Wrap Up | December 2018

Welcome one, welcome all, to my December Wrap Up. After a reasonably slow reading month in November, largely due to concentrating my efforts on NaNoWriMo instead, I was back with a vengeance in December and determined to finish the year on a high. I’ve long since surpassed my Goodreads Reading Challenge of reading 52 books in the year but I still had a fair few prompts from Around the Year in 52 Books to address and, as you might have seen in my December TBR, I became determined not to end the year without having at least tried to catch up at the eleventh hour and finish the challenge. So how did I do? Let’s see that, and which books I read in December…
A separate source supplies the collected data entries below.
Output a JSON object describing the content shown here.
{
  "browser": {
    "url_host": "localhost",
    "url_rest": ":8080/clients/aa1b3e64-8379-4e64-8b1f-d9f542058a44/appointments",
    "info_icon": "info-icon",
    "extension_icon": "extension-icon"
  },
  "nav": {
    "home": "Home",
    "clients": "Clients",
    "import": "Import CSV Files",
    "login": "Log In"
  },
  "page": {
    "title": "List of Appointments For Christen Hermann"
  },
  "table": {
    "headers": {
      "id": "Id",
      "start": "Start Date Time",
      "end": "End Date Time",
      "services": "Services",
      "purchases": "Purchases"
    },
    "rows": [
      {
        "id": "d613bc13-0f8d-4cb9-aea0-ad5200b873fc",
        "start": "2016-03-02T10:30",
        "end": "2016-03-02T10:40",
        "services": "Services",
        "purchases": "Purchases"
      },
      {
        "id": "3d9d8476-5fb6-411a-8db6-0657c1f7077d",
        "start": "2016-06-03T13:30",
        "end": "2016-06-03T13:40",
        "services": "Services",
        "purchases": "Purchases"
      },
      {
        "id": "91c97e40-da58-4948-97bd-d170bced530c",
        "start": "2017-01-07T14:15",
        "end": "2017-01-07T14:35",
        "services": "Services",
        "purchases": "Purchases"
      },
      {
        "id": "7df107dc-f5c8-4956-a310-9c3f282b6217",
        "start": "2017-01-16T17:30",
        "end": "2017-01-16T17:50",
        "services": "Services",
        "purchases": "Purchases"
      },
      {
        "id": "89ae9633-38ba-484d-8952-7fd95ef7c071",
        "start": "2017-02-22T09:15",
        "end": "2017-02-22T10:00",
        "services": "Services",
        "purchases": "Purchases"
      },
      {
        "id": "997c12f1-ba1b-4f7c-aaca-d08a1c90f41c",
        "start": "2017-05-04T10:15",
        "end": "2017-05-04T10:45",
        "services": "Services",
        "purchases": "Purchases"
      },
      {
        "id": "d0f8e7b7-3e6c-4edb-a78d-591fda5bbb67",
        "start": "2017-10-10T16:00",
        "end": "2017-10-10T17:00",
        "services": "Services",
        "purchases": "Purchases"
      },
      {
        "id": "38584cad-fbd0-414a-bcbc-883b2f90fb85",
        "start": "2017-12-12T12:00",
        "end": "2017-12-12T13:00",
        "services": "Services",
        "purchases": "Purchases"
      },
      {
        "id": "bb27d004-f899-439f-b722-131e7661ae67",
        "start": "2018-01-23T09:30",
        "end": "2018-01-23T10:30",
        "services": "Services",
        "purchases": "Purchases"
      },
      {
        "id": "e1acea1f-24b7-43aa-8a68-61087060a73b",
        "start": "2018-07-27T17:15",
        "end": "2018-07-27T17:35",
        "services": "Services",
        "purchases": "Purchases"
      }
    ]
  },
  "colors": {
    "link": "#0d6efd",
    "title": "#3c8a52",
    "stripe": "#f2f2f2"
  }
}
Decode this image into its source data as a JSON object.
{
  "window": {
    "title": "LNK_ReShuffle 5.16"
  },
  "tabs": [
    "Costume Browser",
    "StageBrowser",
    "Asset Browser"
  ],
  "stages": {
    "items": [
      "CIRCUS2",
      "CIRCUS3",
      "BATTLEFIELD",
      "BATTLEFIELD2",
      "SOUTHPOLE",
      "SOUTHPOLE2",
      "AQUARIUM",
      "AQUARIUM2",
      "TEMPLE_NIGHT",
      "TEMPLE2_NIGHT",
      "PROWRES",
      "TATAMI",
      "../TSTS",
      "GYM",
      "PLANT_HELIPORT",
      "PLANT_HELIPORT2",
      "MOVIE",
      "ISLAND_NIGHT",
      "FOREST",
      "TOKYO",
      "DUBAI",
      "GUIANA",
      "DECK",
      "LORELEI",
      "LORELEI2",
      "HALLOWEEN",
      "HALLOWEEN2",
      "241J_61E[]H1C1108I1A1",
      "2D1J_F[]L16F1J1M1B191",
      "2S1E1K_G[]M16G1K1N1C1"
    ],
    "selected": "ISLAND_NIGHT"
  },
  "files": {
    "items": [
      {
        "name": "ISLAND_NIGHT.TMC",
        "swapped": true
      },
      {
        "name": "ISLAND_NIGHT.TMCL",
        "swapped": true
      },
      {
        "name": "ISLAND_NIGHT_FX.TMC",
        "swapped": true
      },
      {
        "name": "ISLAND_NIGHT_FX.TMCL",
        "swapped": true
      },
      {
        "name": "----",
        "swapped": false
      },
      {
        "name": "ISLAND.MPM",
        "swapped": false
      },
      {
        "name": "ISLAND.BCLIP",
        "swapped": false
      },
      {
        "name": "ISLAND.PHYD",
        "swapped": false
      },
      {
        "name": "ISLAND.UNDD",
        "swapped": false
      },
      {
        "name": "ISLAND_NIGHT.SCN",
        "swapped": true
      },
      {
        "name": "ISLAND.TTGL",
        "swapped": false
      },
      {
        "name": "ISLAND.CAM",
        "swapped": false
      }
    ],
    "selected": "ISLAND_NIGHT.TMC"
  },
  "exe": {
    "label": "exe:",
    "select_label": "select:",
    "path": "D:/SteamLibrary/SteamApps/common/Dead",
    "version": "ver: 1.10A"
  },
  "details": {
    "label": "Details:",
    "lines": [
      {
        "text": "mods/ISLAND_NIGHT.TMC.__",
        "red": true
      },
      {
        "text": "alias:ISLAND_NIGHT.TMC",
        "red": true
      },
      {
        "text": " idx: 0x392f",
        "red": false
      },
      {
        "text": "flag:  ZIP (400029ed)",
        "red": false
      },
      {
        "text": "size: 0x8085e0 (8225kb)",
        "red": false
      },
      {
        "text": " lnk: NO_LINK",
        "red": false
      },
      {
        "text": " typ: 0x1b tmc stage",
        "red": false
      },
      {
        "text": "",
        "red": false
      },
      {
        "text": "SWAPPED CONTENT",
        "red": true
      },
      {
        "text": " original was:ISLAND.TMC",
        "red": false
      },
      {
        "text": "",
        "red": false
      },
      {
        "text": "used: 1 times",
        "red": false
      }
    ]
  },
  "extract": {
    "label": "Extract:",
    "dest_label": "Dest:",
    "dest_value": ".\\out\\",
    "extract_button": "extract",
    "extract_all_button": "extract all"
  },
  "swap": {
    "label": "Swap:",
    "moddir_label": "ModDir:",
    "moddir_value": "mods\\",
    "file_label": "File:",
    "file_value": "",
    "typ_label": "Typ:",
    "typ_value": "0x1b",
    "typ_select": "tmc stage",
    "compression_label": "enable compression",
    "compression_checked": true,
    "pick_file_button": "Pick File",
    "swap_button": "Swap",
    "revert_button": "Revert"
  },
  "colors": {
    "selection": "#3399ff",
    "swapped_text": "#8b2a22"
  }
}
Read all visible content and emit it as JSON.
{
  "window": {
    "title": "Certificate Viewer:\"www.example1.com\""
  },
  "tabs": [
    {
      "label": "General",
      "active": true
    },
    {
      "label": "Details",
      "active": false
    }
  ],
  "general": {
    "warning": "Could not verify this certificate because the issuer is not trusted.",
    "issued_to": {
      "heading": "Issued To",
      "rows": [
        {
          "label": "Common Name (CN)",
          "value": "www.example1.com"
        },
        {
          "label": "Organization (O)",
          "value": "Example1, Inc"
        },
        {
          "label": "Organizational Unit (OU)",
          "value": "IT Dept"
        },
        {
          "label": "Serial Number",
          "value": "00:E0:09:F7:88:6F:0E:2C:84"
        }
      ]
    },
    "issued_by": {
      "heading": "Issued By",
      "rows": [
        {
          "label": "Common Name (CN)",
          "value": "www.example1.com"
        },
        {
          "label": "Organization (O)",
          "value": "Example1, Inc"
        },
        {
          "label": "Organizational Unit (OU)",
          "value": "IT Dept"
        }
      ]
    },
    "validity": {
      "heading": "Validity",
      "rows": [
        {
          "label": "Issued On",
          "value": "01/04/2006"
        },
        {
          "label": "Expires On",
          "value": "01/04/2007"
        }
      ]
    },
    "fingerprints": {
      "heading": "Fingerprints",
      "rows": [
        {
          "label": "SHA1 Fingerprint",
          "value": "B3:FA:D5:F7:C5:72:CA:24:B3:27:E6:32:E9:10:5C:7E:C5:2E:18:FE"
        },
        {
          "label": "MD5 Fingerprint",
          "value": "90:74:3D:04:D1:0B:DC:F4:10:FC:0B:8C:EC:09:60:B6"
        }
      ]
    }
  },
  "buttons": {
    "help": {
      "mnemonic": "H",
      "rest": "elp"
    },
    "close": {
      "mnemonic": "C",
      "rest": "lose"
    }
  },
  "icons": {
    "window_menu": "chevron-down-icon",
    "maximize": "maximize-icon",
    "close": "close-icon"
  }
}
In December, I read a total of 11 books 9 fiction and non-fiction – and were re-reads (marked by *). This amounted to 3144 pages in total.

In terms of format: 2 were paperbackwere hardback, and were audiobooks.

As for genre, were fantasy, 3 were classics, 2 were non-fiction/memoir1 was a contemporarywas YA historical fiction, and was gothic.

Onto the books themselves…


Temeraire by Naomi Novik

Rating: 5/5
Genre: fantasy
Format: paperback
Pages: 342
Read: 28th November – 9th December
Challenge: Around the Year in 52 Books (Week 32: An alternate history book)
Review: “So many fantasy books, when based in history, choose to be set in either antiquity, a generic “medieval” period, or the Victorian age. It’s so rare to see something that is based outside of this setting, so with its Georgian setting, Temeraire was already well on its way to becoming a favourite even before I’d properly gotten into the story itself.” (Full review here)

Notes on a Nervous Planet by Matt Haig

Rating: 4/5
Genre: non-fiction; memoir
Format: hardback
Pages: 310
Read: 9th – 11th December
Challenge: Around the Year in 52 Books (Week 27: A book about surviving a hardship)
Review: Something of a follow-up to his debut non-fiction/memoir Reasons to Stay Alive, Haig’s second non-fiction offering is more fragmented than his previous and purposely so. This book concentrates on how the world we’ve built around us is full of things designed to stress us out and cause anxiety, the cycle of 24-hour news for example is nothing but reactionary and inaccurate and designed to cause anxiety of the “breaking news”. Once again, Matt Haig has a way of succinctly and pretty simply summing up how it feels in my head sometimes, of explaining that feeling of anxiety in a simile that even those who never experience such symptoms can understand. For that, I’ll always be thankful, as Haig often helps me to stop and assess my own behaviours that probably don’t help my mental health.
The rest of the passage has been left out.